Malouda, ainda assim, seguiu no Chelsea. Não queria, mas foi obrigado. Em matéria publicada nesta terça-feira pela revista France Football e enviada ao blog pela reportagem, o drama do meia-atacante de 33 anos em Londres é exposto.

Além de não ter sido inscrito na Liga dos Campeões e vir treinando com a equipe sub-21, Malouda não consegue a liberação do clube inglês para negociar a sua transferência. Mesmo com um ano de contrato pela frente, os dirigentes se negam a baixar os valores. Por trás das negativas, estaria, segundo a France Football, o diretor Michael Emenalo,  responsável também por sua ida para as categorias de base. O jogador não atua desde a final da última Liga dos Campeões.

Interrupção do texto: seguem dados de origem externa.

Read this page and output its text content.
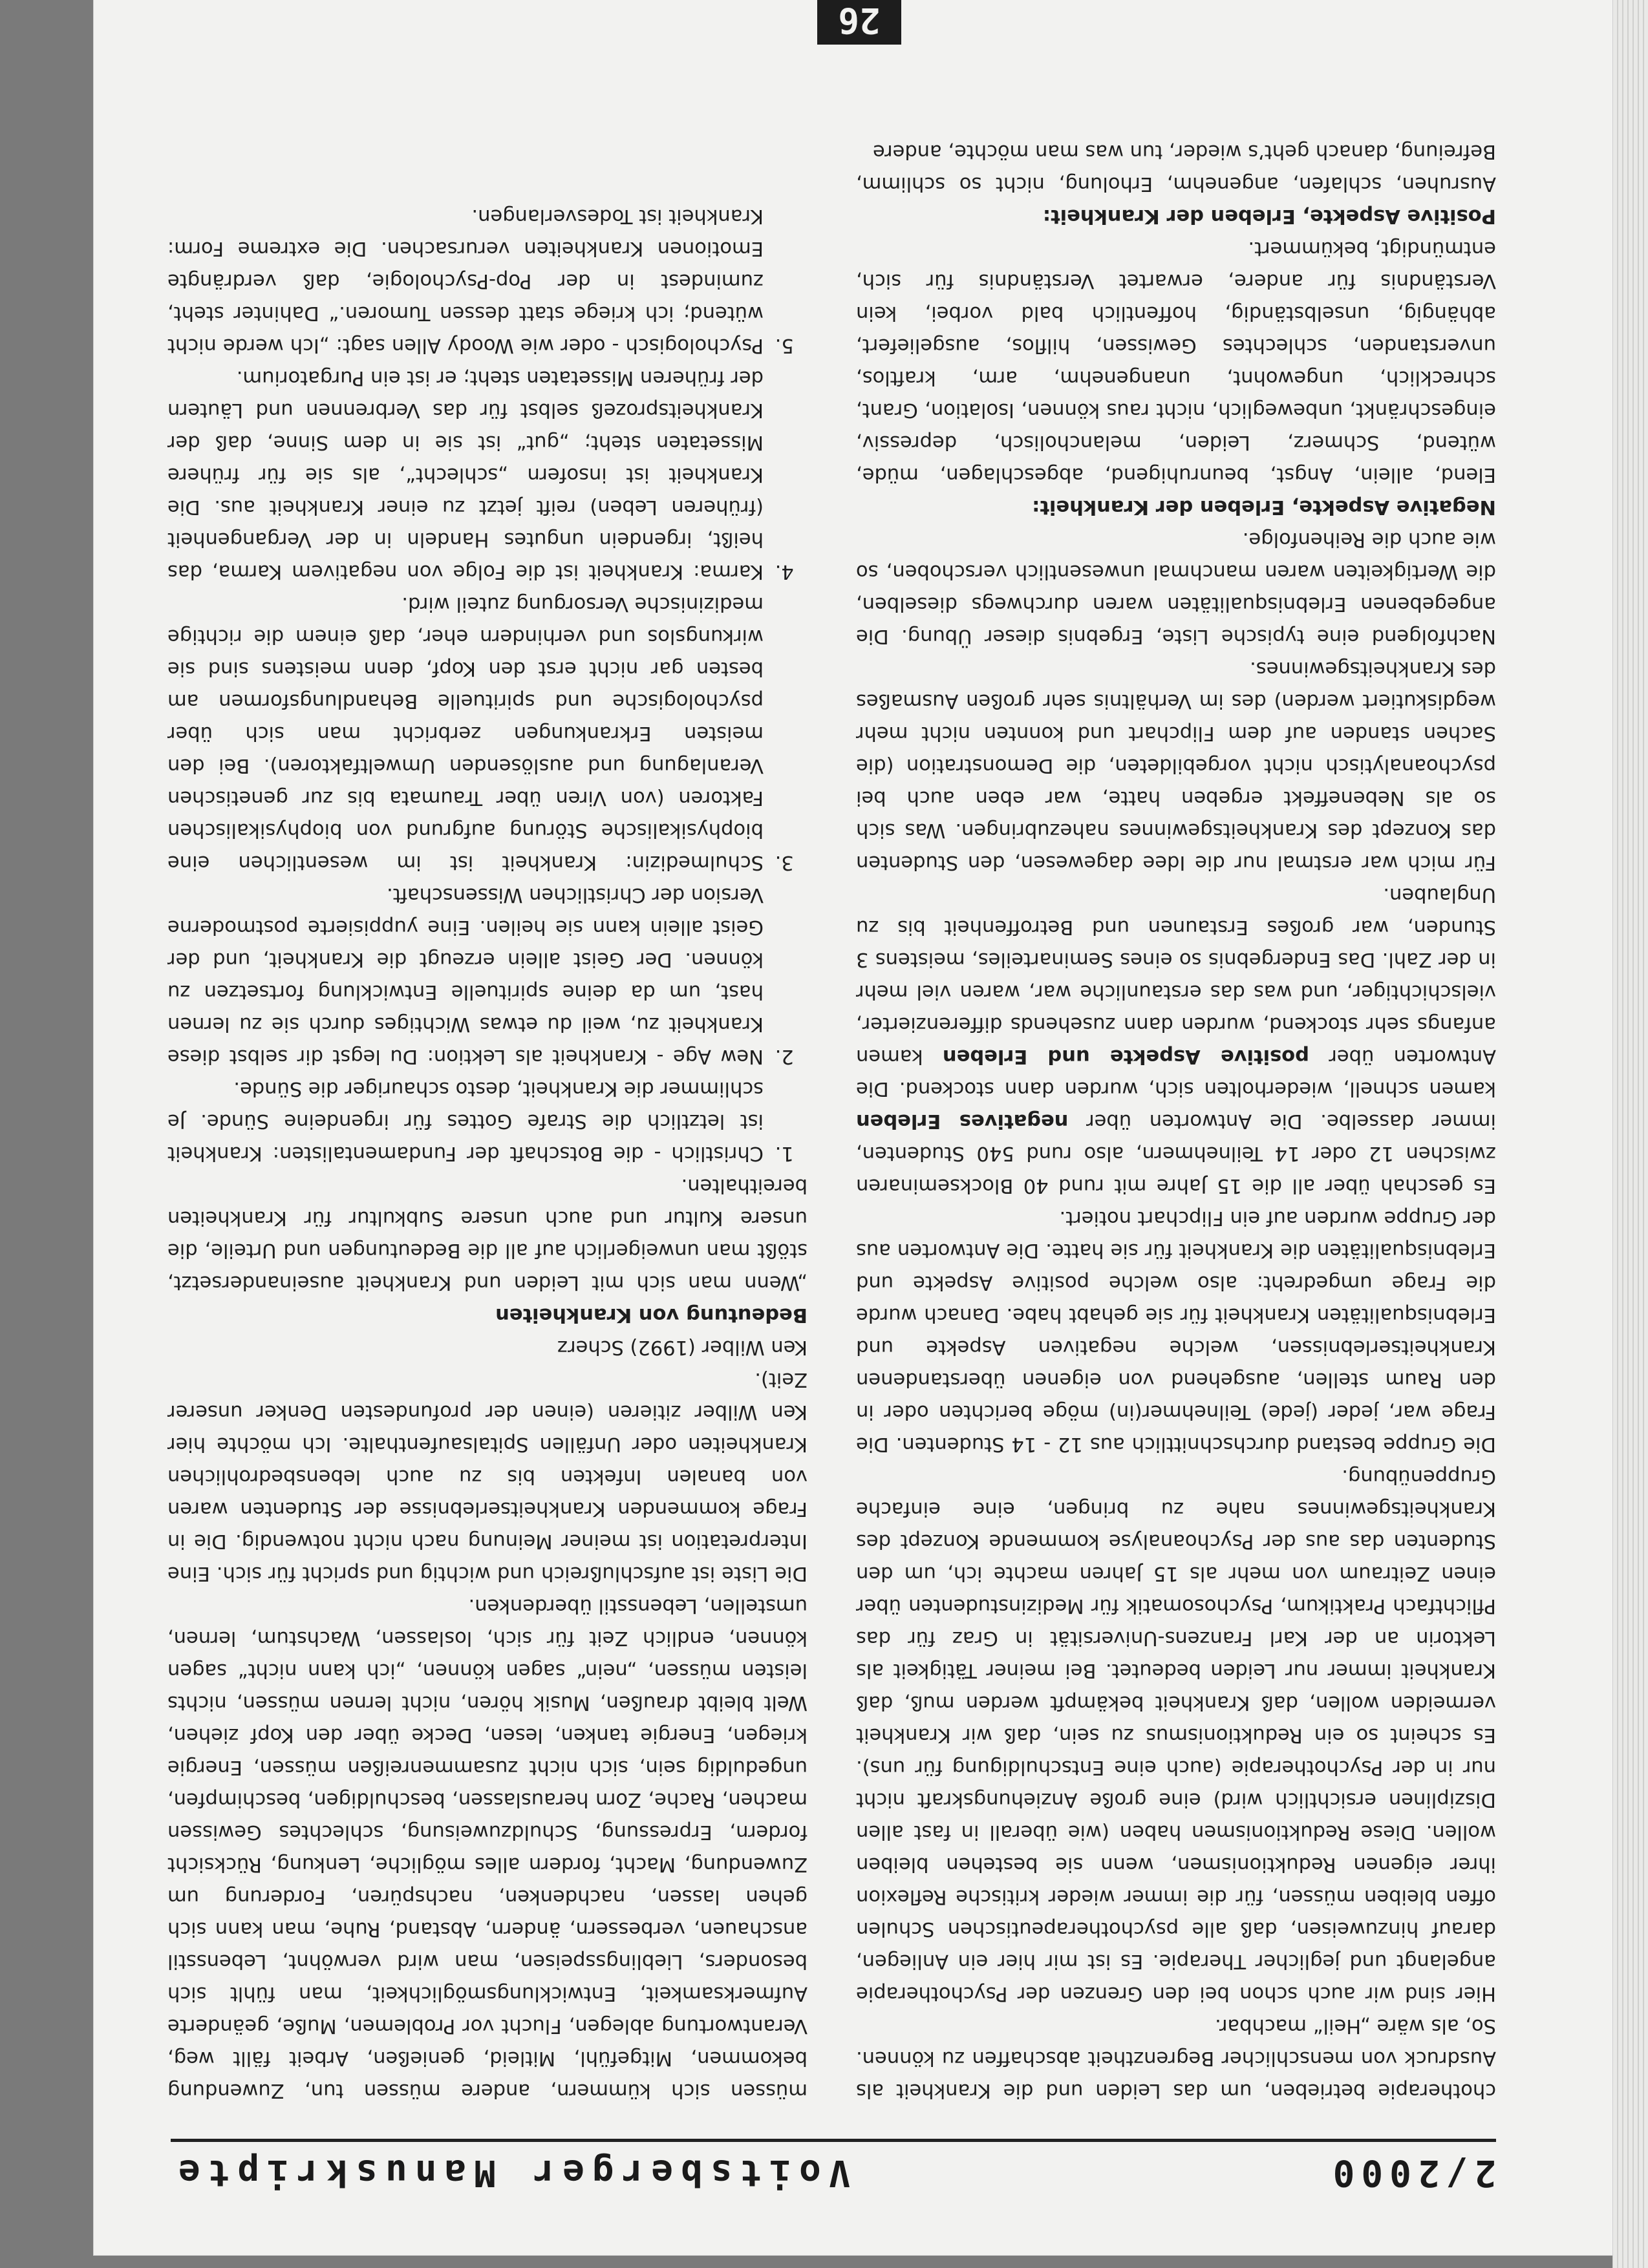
2/2000
Voitsberger Manuskripte

chotherapie betrieben, um das Leiden und die Krankheit als Ausdruck von menschlicher Begrenztheit abschaffen zu können. So, als wäre „Heil“ machbar.

Hier sind wir auch schon bei den Grenzen der Psychotherapie angelangt und jeglicher Therapie. Es ist mir hier ein Anliegen, darauf hinzuweisen, daß alle psychotherapeutischen Schulen offen bleiben müssen, für die immer wieder kritische Reflexion ihrer eigenen Reduktionismen, wenn sie bestehen bleiben wollen. Diese Reduktionismen haben (wie überall in fast allen Disziplinen ersichtlich wird) eine große Anziehungskraft nicht nur in der Psychotherapie (auch eine Entschuldigung für uns). Es scheint so ein Reduktionismus zu sein, daß wir Krankheit vermeiden wollen, daß Krankheit bekämpft werden muß, daß Krankheit immer nur Leiden bedeutet. Bei meiner Tätigkeit als Lektorin an der Karl Franzens-Universität in Graz für das Pflichtfach Praktikum, Psychosomatik für Medizinstudenten über einen Zeitraum von mehr als 15 Jahren machte ich, um den Studenten das aus der Psychoanalyse kommende Konzept des Krankheitsgewinnes nahe zu bringen, eine einfache Gruppenübung.

Die Gruppe bestand durchschnittlich aus 12 - 14 Studenten. Die Frage war, jeder (jede) Teilnehmer(in) möge berichten oder in den Raum stellen, ausgehend von eigenen überstandenen Krankheitserlebnissen, welche negativen Aspekte und Erlebnisqualitäten Krankheit für sie gehabt habe. Danach wurde die Frage umgedreht: also welche positive Aspekte und Erlebnisqualitäten die Krankheit für sie hatte. Die Antworten aus der Gruppe wurden auf ein Flipchart notiert.

Es geschah über all die 15 Jahre mit rund 40 Blockseminaren zwischen 12 oder 14 Teilnehmern, also rund 540 Studenten, immer dasselbe. Die Antworten über negatives Erleben kamen schnell, wiederholten sich, wurden dann stockend. Die Antworten über positive Aspekte und Erleben kamen anfangs sehr stockend, wurden dann zusehends differenzierter, vielschichtiger, und was das erstaunliche war, waren viel mehr in der Zahl. Das Endergebnis so eines Seminarteiles, meistens 3 Stunden, war großes Erstaunen und Betroffenheit bis zu Unglauben.

Für mich war erstmal nur die Idee dagewesen, den Studenten das Konzept des Krankheitsgewinnes nahezubringen. Was sich so als Nebeneffekt ergeben hatte, war eben auch bei psychoanalytisch nicht vorgebildeten, die Demonstration (die Sachen standen auf dem Flipchart und konnten nicht mehr wegdiskutiert werden) des im Verhältnis sehr großen Ausmaßes des Krankheitsgewinnes.

Nachfolgend eine typische Liste, Ergebnis dieser Übung. Die angegebenen Erlebnisqualitäten waren durchwegs dieselben, die Wertigkeiten waren manchmal unwesentlich verschoben, so wie auch die Reihenfolge.

Negative Aspekte, Erleben der Krankheit:

Elend, allein, Angst, beunruhigend, abgeschlagen, müde, wütend, Schmerz, Leiden, melancholisch, depressiv, eingeschränkt, unbeweglich, nicht raus können, Isolation, Grant, schrecklich, ungewohnt, unangenehm, arm, kraftlos, unverstanden, schlechtes Gewissen, hilflos, ausgeliefert, abhängig, unselbständig, hoffentlich bald vorbei, kein Verständnis für andere, erwartet Verständnis für sich, entmündigt, bekümmert.

Positive Aspekte, Erleben der Krankheit:

Ausruhen, schlafen, angenehm, Erholung, nicht so schlimm, Befreiung, danach geht’s wieder, tun was man möchte, andere

müssen sich kümmern, andere müssen tun, Zuwendung bekommen, Mitgefühl, Mitleid, genießen, Arbeit fällt weg, Verantwortung ablegen, Flucht vor Problemen, Muße, geänderte Aufmerksamkeit, Entwicklungsmöglichkeit, man fühlt sich besonders, Lieblingsspeisen, man wird verwöhnt, Lebensstil anschauen, verbessern, ändern, Abstand, Ruhe, man kann sich gehen lassen, nachdenken, nachspüren, Forderung um Zuwendung, Macht, fordern alles mögliche, Lenkung, Rücksicht fordern, Erpressung, Schuldzuweisung, schlechtes Gewissen machen, Rache, Zorn herauslassen, beschuldigen, beschimpfen, ungeduldig sein, sich nicht zusammenreißen müssen, Energie kriegen, Energie tanken, lesen, Decke über den Kopf ziehen, Welt bleibt draußen, Musik hören, nicht lernen müssen, nichts leisten müssen, „nein“ sagen können, „ich kann nicht“ sagen können, endlich Zeit für sich, loslassen, Wachstum, lernen, umstellen, Lebensstil überdenken.

Die Liste ist aufschlußreich und wichtig und spricht für sich. Eine Interpretation ist meiner Meinung nach nicht notwendig. Die in Frage kommenden Krankheitserlebnisse der Studenten waren von banalen Infekten bis zu auch lebensbedrohlichen Krankheiten oder Unfällen Spitalsaufenthalte. Ich möchte hier Ken Wilber zitieren (einen der profundesten Denker unserer Zeit).

Ken Wilber (1992) Scherz

Bedeutung von Krankheiten

„Wenn man sich mit Leiden und Krankheit auseinandersetzt, stößt man unweigerlich auf all die Bedeutungen und Urteile, die unsere Kultur und auch unsere Subkultur für Krankheiten bereithalten.

1. Christlich - die Botschaft der Fundamentalisten: Krankheit ist letztlich die Strafe Gottes für irgendeine Sünde. Je schlimmer die Krankheit, desto schauriger die Sünde.
2. New Age - Krankheit als Lektion: Du legst dir selbst diese Krankheit zu, weil du etwas Wichtiges durch sie zu lernen hast, um da deine spirituelle Entwicklung fortsetzen zu können. Der Geist allein erzeugt die Krankheit, und der Geist allein kann sie heilen. Eine yuppisierte postmoderne Version der Christlichen Wissenschaft.
3. Schulmedizin: Krankheit ist im wesentlichen eine biophysikalische Störung aufgrund von biophysikalischen Faktoren (von Viren über Traumata bis zur genetischen Veranlagung und auslösenden Umweltfaktoren). Bei den meisten Erkrankungen zerbricht man sich über psychologische und spirituelle Behandlungsformen am besten gar nicht erst den Kopf, denn meistens sind sie wirkungslos und verhindern eher, daß einem die richtige medizinische Versorgung zuteil wird.
4. Karma: Krankheit ist die Folge von negativem Karma, das heißt, irgendein ungutes Handeln in der Vergangenheit (früheren Leben) reift jetzt zu einer Krankheit aus. Die Krankheit ist insofern „schlecht“, als sie für frühere Missetaten steht; „gut“ ist sie in dem Sinne, daß der Krankheitsprozeß selbst für das Verbrennen und Läutern der früheren Missetaten steht; er ist ein Purgatorium.
5. Psychologisch - oder wie Woody Allen sagt: „Ich werde nicht wütend; ich kriege statt dessen Tumoren.“ Dahinter steht, zumindest in der Pop-Psychologie, daß verdrängte Emotionen Krankheiten verursachen. Die extreme Form: Krankheit ist Todesverlangen.
26
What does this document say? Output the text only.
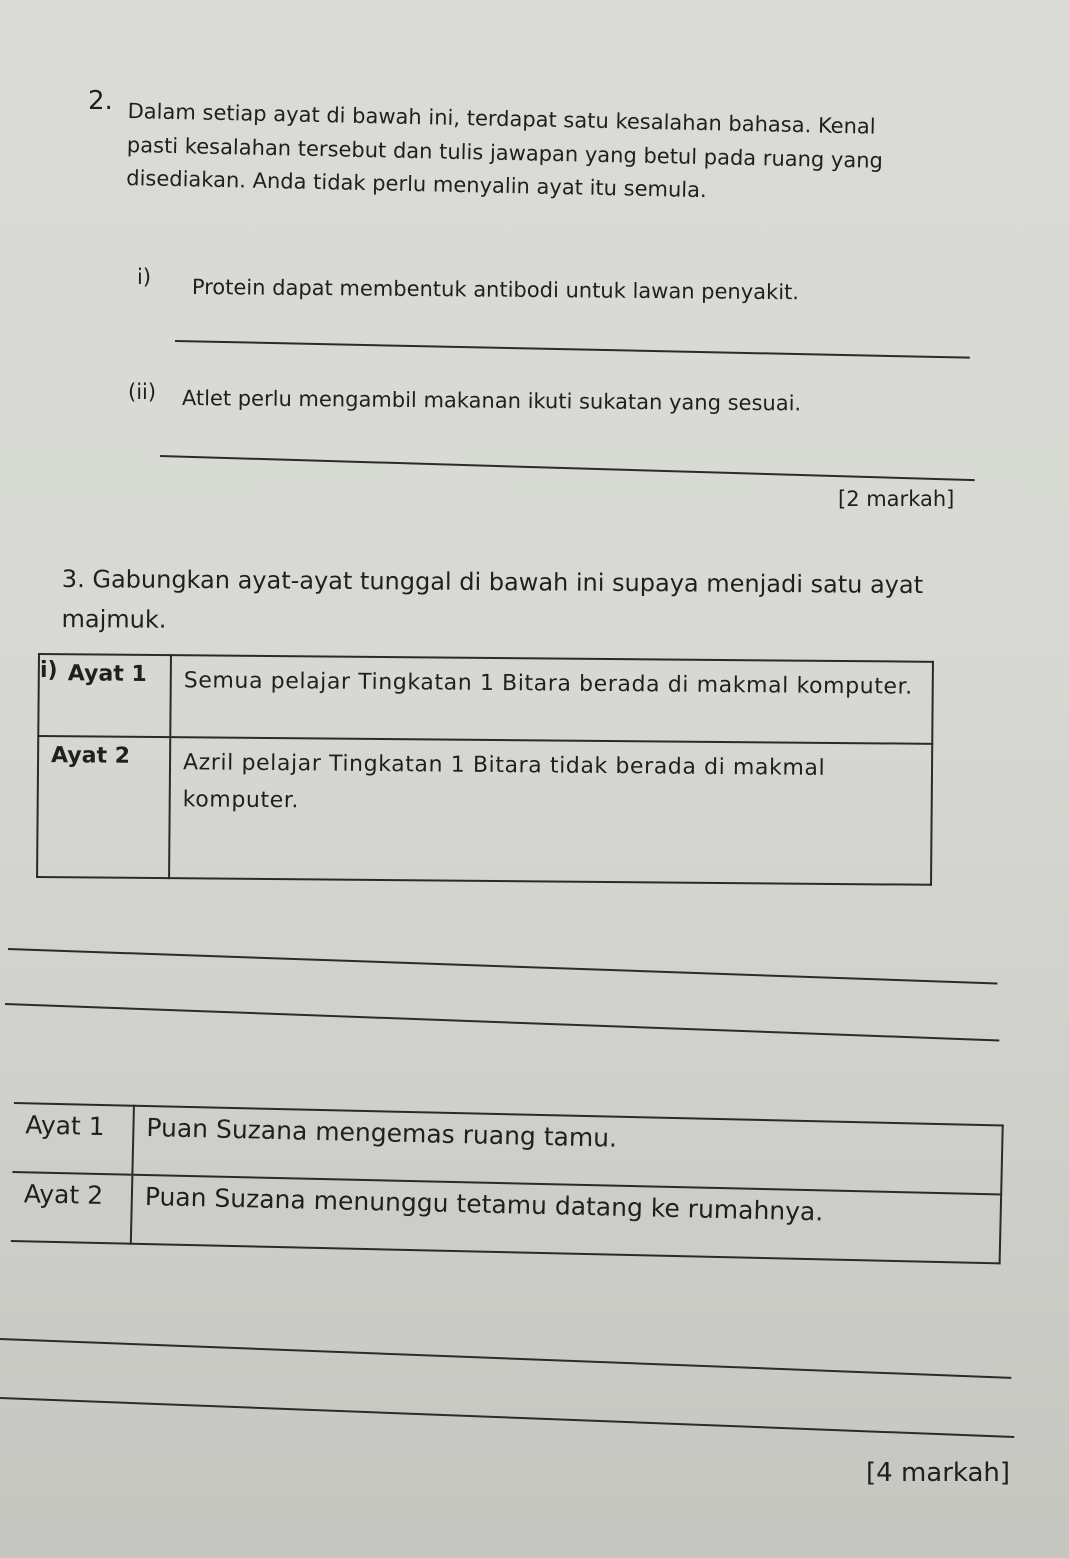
2. Dalam setiap ayat di bawah ini, terdapat satu kesalahan bahasa. Kenal
pasti kesalahan tersebut dan tulis jawapan yang betul pada ruang yang
disediakan. Anda tidak perlu menyalin ayat itu semula.
i) Protein dapat membentuk antibodi untuk lawan penyakit.
(ii) Atlet perlu mengambil makanan ikuti sukatan yang sesuai.
[2 markah]
3. Gabungkan ayat-ayat tunggal di bawah ini supaya menjadi satu ayat
majmuk.
i) Ayat 1	Semua pelajar Tingkatan 1 Bitara berada di makmal komputer.
Ayat 2	Azril pelajar Tingkatan 1 Bitara tidak berada di makmal komputer.
Ayat 1	Puan Suzana mengemas ruang tamu.
Ayat 2	Puan Suzana menunggu tetamu datang ke rumahnya.
[4 markah]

Malouda tem um salário anual de € 4 milhões  e também teria ficado frustrado por não conseguir uma oferta à altura no Brasil. O presidente do Santos, Luis Alvaro de Oliveira Ribeiro, comentou a situação. “Conversei com um intermediário dele e a pedida era de R$ 500 mil mensais mais luvas e a transferência. Não se encaixava no nosso orçamento”.

Luis Alvaro falou, o preparador físico pessoal de Malouda, Stephane Renaud, falou, mas ele não falou. Malouda trocou o seu número de telefone, não atende pedidos de entrevistas e evita criticar o Chelsea. Praticamente se calou no aguardo do fim de seu vínculo.

Ele estará livre no meio do ano que vem. Alguém ainda se interessa?